Daarin hadden de Reds niet te klagen over de arbitrage. Met Cesar Geronimo op één legde Ed Armbrister een bunt neer langs de first base line. Op het moment dat catcher Fisk de bal echter naar twee wilde gooien, botste Armbrister tegen hem op en zijn worp verdween langs het tweede honk het outfield in, zonder ingrijpen van de umpire. Geronimo zou na een vrije loop voor Rose en een strikeout voor pinch hitter Merv Rettenmund door een verre klap van Morgan als winnende punt binnenkomen.
BACK TO BOSTON
De resterende wedstrijden in Riverfront Stadium werden eerlijk verdeeld en één overwinning in Boston zou dus genoeg zijn voor de eindzege. Die leek er al in Game 6 te komen, maar een voorsprong van drie punten werd in de 8e inning weggegeven en een wild wuivende Fisk besliste met een homerun in 12e inning de wedstrijd in het voordeel van de thuisploeg. Nu kwam het aan op de zevende wedstrijd.
Ook nu weer zou het een spannende aangelegenheid worden. De Red Sox namen een 3-0 voorsprong in de derde. De Reds wisten niet te scoren tot de 6e en ook in die inning leek een dubbelspel aan de kansen een einde te maken. Ware het niet dat Rose het potentiële dubbelspel torpedeerde en Bench, na de wilde worp naar één, een vrije doortocht had naar twee. Dat extra honk zou geen verschil maken, want de klap van Tony Perez die volgde, belandde op Lansdowne Road achter de Green Monster.

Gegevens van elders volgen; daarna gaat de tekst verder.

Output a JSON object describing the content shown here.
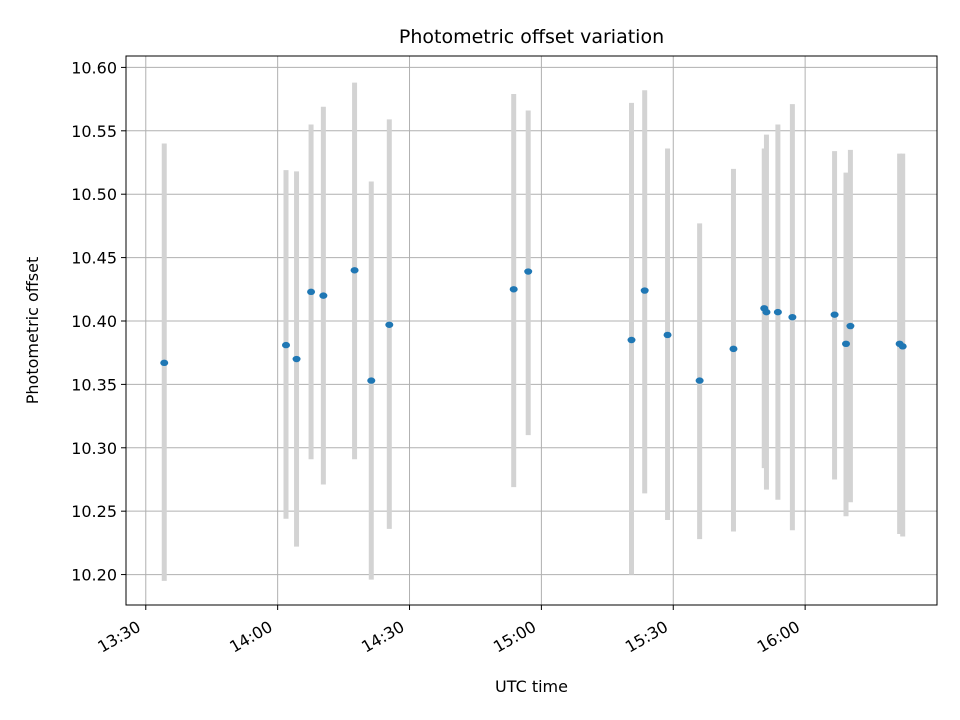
{
  "chart_data": {
    "type": "scatter",
    "title": "Photometric offset variation",
    "xlabel": "UTC time",
    "ylabel": "Photometric offset",
    "x_unit": "minutes since 13:30 UTC",
    "xlim": [
      -4.5,
      180
    ],
    "ylim": [
      10.176,
      10.609
    ],
    "grid": true,
    "x_ticks": [
      {
        "value": 0,
        "label": "13:30"
      },
      {
        "value": 30,
        "label": "14:00"
      },
      {
        "value": 60,
        "label": "14:30"
      },
      {
        "value": 90,
        "label": "15:00"
      },
      {
        "value": 120,
        "label": "15:30"
      },
      {
        "value": 150,
        "label": "16:00"
      }
    ],
    "y_ticks": [
      {
        "value": 10.2,
        "label": "10.20"
      },
      {
        "value": 10.25,
        "label": "10.25"
      },
      {
        "value": 10.3,
        "label": "10.30"
      },
      {
        "value": 10.35,
        "label": "10.35"
      },
      {
        "value": 10.4,
        "label": "10.40"
      },
      {
        "value": 10.45,
        "label": "10.45"
      },
      {
        "value": 10.5,
        "label": "10.50"
      },
      {
        "value": 10.55,
        "label": "10.55"
      },
      {
        "value": 10.6,
        "label": "10.60"
      }
    ],
    "colors": {
      "point": "#1f77b4",
      "errorbar": "#d3d3d3",
      "grid": "#b0b0b0"
    },
    "series": [
      {
        "name": "offset",
        "points": [
          {
            "x": 4.2,
            "y": 10.367,
            "lo": 10.195,
            "hi": 10.54
          },
          {
            "x": 31.9,
            "y": 10.381,
            "lo": 10.244,
            "hi": 10.519
          },
          {
            "x": 34.3,
            "y": 10.37,
            "lo": 10.222,
            "hi": 10.518
          },
          {
            "x": 37.6,
            "y": 10.423,
            "lo": 10.291,
            "hi": 10.555
          },
          {
            "x": 40.4,
            "y": 10.42,
            "lo": 10.271,
            "hi": 10.569
          },
          {
            "x": 47.5,
            "y": 10.44,
            "lo": 10.291,
            "hi": 10.588
          },
          {
            "x": 51.3,
            "y": 10.353,
            "lo": 10.196,
            "hi": 10.51
          },
          {
            "x": 55.4,
            "y": 10.397,
            "lo": 10.236,
            "hi": 10.559
          },
          {
            "x": 83.7,
            "y": 10.425,
            "lo": 10.269,
            "hi": 10.579
          },
          {
            "x": 87.0,
            "y": 10.439,
            "lo": 10.31,
            "hi": 10.566
          },
          {
            "x": 110.5,
            "y": 10.385,
            "lo": 10.2,
            "hi": 10.572
          },
          {
            "x": 113.5,
            "y": 10.424,
            "lo": 10.264,
            "hi": 10.582
          },
          {
            "x": 118.7,
            "y": 10.389,
            "lo": 10.243,
            "hi": 10.536
          },
          {
            "x": 126.0,
            "y": 10.353,
            "lo": 10.228,
            "hi": 10.477
          },
          {
            "x": 133.7,
            "y": 10.378,
            "lo": 10.234,
            "hi": 10.52
          },
          {
            "x": 140.7,
            "y": 10.41,
            "lo": 10.284,
            "hi": 10.536
          },
          {
            "x": 141.2,
            "y": 10.407,
            "lo": 10.267,
            "hi": 10.547
          },
          {
            "x": 143.8,
            "y": 10.407,
            "lo": 10.259,
            "hi": 10.555
          },
          {
            "x": 147.1,
            "y": 10.403,
            "lo": 10.235,
            "hi": 10.571
          },
          {
            "x": 156.7,
            "y": 10.405,
            "lo": 10.275,
            "hi": 10.534
          },
          {
            "x": 159.3,
            "y": 10.382,
            "lo": 10.246,
            "hi": 10.517
          },
          {
            "x": 160.3,
            "y": 10.396,
            "lo": 10.257,
            "hi": 10.535
          },
          {
            "x": 171.5,
            "y": 10.382,
            "lo": 10.232,
            "hi": 10.532
          },
          {
            "x": 172.2,
            "y": 10.38,
            "lo": 10.23,
            "hi": 10.532
          }
        ]
      }
    ]
  }
}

Een punt in de volgende inning bracht de stand gelijk. Die stand zou op het scorebord blijven staan tot de negende inning. Griffey, ook al verantwoordelijk voor het gelijkmakende punt, startte de inning met vier wijd. Twee nullen later stond hij op 90 voet van de thuisplaat. Morgan bracht hem binnen op een bal die precies tussen het in- en outfield in viel. Reliever Will McEnaney maakte aan alle Red Sox-illussies een einde door alledrie de slagmannen achter elkaar uit te maken. De Reds hadden eindelijk hun eerste World Series gewonnen.
SPARKY ANDERSON
Toen George ‘Sparky’ Anderson jaren daarvoor geïntroduceerd werd als nieuwe manager van de Reds, was men daar in Cincinnati niet bepaald gelukkig mee. Anderson had dan ook nog geen ervaring op het hoogste niveau. Bovendien was hij geen groots speler geweest. Hij had slechts één seizoen in de majors gespeeld. Als speler had hij het ook nooit echt van zijn god gegeven talent moeten hebben. Hij moest het meer van zijn intensiteit hebben. Daar komt ook zijn bijnaam Sparky vandaan.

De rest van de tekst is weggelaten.